Convert unicode/UTF-8 to smallest precision needed to hold y 7 byte byte, ASCII (all byte indexes < 128) Leave unchanged
unicode, all UCPs < 128 Discard upper bits
unicode unicode, some UCPs > 127 Leave unchanged
byte, some non-ASCII (some byte indexes > 127) Decode as UTF-8
Convert to UTF-8 8 byte byte Leave unchanged
unicode Convert to UTF-8 encoded bytes

Common uses

1. Find the unicode code point (UCP) (as a decimal numeral) of (a pasted) glyph: y

   cp=: 3 u: 7 u: ]
   cp 'π'            NB. glyph pasted between apostrophes: ''
960

More Information

1. Use these factory verbs for conversions:

  • ucp — converts byte to unicode, but not if it's ascii-only!
  • uucp — converts byte to unicode, even if it's ascii-only
  • ucpcount — reliably counts the characters in a string of either precision
  • utf8 — converts unicode to byte, turning non-ascii characters into multi-byte substrings.
   ucp_z_
7&u:
   uucp_z_  NB. Convert UTF-8 to char/unicode, then convert char/unicode to unicode
u:@(7&u:)
   ucpcount_z_
#@(7&u:)
   utf8_z_  NB. Convert char/unicode to bytes, using UTF-8 if needed
8&u:

ucp, uucp, ucpcount, utf8 are

  • Standard Library word(s) residing in the 'z'-locale.
  • Defined in the factory script stdlib.ijs.
  • View definition(s) by entering in the J session:  open'stdlib'

Use uucp to convert a string to unicode precision, do any text manipulation, then use utf8 to convert back to byte precision (e.g. for output).

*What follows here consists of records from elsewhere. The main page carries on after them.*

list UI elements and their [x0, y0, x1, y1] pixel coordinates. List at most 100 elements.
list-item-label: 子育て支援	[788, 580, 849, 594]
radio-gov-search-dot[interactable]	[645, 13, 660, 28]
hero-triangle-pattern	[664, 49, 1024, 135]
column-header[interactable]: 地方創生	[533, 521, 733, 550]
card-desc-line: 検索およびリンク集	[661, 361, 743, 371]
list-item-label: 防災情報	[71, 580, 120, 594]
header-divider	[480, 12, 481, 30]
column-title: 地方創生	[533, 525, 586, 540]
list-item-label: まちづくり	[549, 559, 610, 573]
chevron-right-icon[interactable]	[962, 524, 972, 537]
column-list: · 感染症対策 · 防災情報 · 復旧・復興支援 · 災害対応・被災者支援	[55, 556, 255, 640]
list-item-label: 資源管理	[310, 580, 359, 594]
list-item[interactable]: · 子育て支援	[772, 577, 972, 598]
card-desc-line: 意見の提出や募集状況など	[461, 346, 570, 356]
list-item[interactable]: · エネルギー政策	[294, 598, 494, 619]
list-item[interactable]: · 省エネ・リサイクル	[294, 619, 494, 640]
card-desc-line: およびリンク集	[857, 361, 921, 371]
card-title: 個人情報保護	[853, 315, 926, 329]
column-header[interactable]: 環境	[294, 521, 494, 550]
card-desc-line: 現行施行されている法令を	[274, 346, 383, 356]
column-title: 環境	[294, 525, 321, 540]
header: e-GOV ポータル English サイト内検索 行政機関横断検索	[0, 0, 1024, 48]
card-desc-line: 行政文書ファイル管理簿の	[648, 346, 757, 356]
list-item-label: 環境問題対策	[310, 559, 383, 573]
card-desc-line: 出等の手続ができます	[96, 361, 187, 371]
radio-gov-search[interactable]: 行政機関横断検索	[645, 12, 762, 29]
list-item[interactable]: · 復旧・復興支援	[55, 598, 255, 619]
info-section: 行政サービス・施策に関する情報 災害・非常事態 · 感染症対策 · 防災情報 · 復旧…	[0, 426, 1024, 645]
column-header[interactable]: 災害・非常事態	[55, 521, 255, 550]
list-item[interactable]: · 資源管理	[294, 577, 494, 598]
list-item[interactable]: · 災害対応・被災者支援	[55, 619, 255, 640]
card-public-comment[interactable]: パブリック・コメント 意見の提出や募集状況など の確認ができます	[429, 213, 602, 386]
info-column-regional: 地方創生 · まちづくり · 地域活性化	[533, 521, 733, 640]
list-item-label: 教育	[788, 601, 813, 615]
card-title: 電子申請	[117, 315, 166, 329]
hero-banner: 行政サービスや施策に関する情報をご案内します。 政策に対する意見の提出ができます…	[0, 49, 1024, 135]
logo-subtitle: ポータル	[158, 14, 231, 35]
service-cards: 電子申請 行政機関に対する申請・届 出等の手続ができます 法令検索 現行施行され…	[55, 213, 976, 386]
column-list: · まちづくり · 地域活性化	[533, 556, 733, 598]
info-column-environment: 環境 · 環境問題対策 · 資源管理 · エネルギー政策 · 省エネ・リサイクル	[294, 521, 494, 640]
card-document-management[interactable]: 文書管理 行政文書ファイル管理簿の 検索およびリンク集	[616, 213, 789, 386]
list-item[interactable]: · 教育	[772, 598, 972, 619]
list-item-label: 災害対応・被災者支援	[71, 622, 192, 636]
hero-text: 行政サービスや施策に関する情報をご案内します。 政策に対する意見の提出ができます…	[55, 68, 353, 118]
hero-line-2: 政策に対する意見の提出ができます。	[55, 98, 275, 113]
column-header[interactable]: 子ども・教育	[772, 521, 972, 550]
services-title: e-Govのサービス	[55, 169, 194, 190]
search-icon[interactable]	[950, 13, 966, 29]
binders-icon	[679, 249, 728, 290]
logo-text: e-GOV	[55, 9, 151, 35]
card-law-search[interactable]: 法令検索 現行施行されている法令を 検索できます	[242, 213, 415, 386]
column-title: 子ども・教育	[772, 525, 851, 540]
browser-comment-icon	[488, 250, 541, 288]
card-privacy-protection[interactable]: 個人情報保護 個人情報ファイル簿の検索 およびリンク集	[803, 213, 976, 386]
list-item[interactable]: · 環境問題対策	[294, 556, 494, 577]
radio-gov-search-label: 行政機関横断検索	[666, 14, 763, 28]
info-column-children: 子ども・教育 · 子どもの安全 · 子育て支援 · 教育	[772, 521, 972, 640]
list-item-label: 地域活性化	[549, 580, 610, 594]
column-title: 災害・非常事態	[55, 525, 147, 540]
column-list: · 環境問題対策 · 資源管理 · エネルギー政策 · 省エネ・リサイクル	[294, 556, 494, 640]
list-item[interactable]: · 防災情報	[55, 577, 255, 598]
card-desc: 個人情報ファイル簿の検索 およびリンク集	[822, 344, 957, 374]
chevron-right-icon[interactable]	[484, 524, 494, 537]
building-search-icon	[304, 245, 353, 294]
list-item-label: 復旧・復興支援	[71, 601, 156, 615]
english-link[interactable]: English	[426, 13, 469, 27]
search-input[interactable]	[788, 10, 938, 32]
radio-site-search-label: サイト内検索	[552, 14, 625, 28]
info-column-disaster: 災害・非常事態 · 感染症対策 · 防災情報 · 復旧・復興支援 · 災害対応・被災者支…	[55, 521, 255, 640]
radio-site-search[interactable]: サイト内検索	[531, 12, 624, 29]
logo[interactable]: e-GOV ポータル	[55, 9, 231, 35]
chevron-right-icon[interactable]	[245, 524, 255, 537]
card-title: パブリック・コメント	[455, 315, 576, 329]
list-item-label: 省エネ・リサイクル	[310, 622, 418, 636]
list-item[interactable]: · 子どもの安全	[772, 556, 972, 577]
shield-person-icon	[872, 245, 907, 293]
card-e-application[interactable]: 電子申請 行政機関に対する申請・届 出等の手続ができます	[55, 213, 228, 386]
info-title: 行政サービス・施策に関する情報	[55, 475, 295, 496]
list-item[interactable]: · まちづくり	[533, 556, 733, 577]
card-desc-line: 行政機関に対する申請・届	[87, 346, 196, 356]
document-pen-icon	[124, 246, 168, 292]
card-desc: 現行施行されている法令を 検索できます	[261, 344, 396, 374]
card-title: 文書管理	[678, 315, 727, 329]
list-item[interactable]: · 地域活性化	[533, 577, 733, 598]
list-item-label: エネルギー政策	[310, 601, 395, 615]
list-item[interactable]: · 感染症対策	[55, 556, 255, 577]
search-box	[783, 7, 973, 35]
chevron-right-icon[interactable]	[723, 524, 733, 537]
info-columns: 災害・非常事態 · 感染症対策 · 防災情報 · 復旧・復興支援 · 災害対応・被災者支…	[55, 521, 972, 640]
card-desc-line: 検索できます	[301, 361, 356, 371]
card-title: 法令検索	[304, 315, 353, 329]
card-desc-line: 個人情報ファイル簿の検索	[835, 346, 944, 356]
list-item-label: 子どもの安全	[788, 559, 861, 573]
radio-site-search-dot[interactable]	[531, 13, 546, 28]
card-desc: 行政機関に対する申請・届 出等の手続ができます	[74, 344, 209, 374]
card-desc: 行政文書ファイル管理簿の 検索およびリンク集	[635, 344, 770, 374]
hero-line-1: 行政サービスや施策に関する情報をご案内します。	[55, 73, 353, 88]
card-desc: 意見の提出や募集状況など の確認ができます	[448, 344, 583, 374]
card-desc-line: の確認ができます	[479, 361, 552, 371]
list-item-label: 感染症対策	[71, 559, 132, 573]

2. If y is empty in  7 u: y , the result is an empty list of byte precision.

3. In  7 u: y and  8 u: y , y must be an atom or a list. In  6 u: y , y must not be an atom. Otherwise, y may have any rank.

4. The result of  x u: y for  x e. 1 2 3 4 5 has the same shape as y.

  • For  6 u: y , each row of y must have an even number of bytes, and the rows of the result have half that length.
  • For  7 u: y , the result is a list except that it is an atom if y is a unicode atom.
  • For 8 u: y the result is a list if y is unicode, otherwise it has the same shape as y.